Designing and building a house is a challenge, especially in a foreign country.
We wanted plenty of space for the two of us and for four to five others we might have as guests. But mostly it will just be my wife Linda and me, so we wanted the design to match our own tastes, and be flexible as far as sleeping, dining and bathroom arrangements.
We wanted to be outside the congestion of the Central Valley, but not isolated. We liked the level building site and peaceful view in Orosi and set about designing the right house for us.
Fond memories of my youth in upstate New York were visiting the cabin my father had built with his friends in Grafton, NY, and spending summers in the Adirondack Mountains. The cozy log cabins in 1950's motor courts there felt right for a vacation, but we wanted something grander. The famous Adirondack Great Camps of the rich and famous of a century ago were an inspiration as well, but were over the top for our rustic taste and modest budget.
As I write this, I realize that the homes of bygone Southern California, where we had spent the previous thirty years, were an influence as well. The sprawling single story Ranch houses, with patios and pools and ample parking. The California Craftman and Bungalows, with low-pitched roofs, over-reaching eaves, covered terraces, open fireplaces, wooden walls and rough timber. Even the big windows and views and indoor/outdoor living of the Case Study houses were in mind.
The Lodges in the National Parks of the American West were probably the greatest influence, and the Pondorosi is a tiny replica, complete with a scenic overlook, our Mirador.
The finishings have the rustic stamp of the Orosi Valley, and much of rural Latin America, with galvanized roofs, kitchens and bathrooms of concrete and tile, wrought iron railings and gates, and furniture locally made of pine.
A few photos of examples:
Cliff May Adobe Ranch
Log Cabin Interior Design
Case Study House Number 22
Great Camp Pine Knot
1952 Cliff May Ranch House
1910 Adirondack Lodge
Grafton Cabin 1930s
Three bedrooms with en suite baths seemed about the right size. And an office that would double as a fourth sleeping area. A big couch could be a fifth if needed. We didn't want a houseful of beds if were just one or two of us staying there, so we would use comfortable inflatable air beds to augment.
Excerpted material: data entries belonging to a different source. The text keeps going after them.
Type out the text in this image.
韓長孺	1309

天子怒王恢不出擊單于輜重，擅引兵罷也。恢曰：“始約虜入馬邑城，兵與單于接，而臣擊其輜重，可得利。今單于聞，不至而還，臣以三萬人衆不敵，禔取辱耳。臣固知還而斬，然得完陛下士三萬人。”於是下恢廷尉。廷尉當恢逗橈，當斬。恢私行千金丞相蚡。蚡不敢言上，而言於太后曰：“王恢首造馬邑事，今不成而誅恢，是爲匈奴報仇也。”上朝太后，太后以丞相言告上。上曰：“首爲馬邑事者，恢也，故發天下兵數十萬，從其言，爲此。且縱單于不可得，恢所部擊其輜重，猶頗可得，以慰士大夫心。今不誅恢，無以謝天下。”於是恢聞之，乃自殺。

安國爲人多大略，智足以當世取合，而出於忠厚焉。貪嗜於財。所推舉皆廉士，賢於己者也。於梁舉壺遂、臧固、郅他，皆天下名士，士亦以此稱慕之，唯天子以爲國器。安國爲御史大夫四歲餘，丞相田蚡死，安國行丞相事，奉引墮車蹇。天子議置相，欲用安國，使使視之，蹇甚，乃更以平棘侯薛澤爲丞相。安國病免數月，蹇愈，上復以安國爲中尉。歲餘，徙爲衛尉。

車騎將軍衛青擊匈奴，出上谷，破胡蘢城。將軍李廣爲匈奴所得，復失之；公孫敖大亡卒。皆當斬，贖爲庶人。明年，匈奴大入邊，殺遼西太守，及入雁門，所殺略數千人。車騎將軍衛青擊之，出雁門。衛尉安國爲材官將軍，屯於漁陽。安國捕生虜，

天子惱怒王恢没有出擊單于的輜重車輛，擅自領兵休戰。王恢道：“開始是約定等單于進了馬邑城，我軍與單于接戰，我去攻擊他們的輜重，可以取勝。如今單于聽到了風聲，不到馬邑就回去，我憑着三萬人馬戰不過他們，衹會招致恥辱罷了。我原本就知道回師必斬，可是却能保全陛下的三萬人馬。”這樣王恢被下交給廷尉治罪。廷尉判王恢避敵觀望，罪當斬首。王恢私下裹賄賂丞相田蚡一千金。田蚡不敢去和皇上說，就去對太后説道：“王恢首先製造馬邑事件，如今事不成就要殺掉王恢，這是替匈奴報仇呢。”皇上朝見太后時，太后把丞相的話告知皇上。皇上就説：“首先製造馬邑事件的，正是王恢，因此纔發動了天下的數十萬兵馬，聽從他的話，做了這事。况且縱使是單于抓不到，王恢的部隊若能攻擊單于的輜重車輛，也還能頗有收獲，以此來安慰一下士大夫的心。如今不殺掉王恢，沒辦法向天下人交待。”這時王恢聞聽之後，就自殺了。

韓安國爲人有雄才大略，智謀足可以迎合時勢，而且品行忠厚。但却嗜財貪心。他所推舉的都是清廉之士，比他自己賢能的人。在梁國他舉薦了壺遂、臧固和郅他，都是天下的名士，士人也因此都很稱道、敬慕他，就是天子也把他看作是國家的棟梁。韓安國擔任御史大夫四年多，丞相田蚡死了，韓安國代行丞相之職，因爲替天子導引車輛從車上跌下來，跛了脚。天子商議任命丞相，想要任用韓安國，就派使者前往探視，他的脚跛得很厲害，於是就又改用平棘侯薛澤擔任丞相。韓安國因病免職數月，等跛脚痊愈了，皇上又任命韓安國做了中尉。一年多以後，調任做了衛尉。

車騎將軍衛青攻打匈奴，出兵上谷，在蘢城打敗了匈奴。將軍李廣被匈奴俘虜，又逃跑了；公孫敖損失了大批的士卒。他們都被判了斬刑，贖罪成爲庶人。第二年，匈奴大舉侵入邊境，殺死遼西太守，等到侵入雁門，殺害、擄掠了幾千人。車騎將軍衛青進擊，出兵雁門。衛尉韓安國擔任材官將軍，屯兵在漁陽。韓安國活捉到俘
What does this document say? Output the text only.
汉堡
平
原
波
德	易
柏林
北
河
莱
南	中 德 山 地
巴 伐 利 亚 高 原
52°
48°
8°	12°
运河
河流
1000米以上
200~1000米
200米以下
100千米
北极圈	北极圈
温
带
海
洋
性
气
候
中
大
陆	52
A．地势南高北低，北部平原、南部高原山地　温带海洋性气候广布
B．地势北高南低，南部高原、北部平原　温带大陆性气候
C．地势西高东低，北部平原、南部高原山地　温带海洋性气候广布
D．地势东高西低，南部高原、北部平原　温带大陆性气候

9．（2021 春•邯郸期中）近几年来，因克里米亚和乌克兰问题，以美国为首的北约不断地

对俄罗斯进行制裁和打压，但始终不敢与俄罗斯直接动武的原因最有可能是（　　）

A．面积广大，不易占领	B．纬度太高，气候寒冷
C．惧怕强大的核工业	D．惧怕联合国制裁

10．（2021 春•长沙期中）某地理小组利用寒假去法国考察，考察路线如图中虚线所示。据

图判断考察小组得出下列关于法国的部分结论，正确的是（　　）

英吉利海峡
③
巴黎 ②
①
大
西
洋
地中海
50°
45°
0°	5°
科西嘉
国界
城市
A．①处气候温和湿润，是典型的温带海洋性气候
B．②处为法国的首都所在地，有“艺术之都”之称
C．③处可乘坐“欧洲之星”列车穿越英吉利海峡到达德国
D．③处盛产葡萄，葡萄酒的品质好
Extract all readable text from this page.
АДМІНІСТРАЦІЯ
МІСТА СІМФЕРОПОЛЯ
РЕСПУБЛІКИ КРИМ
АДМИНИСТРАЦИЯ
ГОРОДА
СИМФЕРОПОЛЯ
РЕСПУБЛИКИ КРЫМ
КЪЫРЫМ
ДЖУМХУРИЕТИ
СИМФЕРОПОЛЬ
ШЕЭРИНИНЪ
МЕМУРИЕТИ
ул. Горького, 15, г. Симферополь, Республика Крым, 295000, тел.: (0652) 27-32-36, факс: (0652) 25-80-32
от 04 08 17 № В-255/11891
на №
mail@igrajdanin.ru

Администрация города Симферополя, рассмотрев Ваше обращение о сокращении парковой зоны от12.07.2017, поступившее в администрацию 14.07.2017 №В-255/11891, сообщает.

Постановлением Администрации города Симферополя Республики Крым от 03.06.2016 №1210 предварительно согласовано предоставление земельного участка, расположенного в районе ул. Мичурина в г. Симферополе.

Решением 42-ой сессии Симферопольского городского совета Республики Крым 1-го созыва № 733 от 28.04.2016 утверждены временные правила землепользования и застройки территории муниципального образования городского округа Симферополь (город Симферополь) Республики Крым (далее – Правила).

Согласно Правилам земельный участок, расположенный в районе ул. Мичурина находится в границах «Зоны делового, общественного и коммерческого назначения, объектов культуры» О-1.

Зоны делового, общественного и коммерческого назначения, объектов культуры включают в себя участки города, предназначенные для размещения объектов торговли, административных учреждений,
This way, the cabina bedroom could be a studio for our artistic endeavors if we had no guests.
The furniture would be rearranged depending on how many would be dining, so we opted against immovable built-in features. Flexibility was key.
A safe room with a steel door and heavy duty lock would secure our valuables in our absence.
The pool would be small enough for the water to be heated if pumped through our rooftop solar tubing. And close to the house so we could step right in.
The outside covered patio would be oversized, with folding seating that could be easily moved during heavy rain or strong wind. It would wrap around a corner of the house to enhance views while remaining invisiable to the neighbors. The non-slip concrete floor, which is stained, would extend all of the way around the house under the one-meter eaves.
The motor court would be able to accommodate truck deliveries of materials and parked cars of visitors.
The best views would not be squandered on bedrooms, so they were placed in the rear.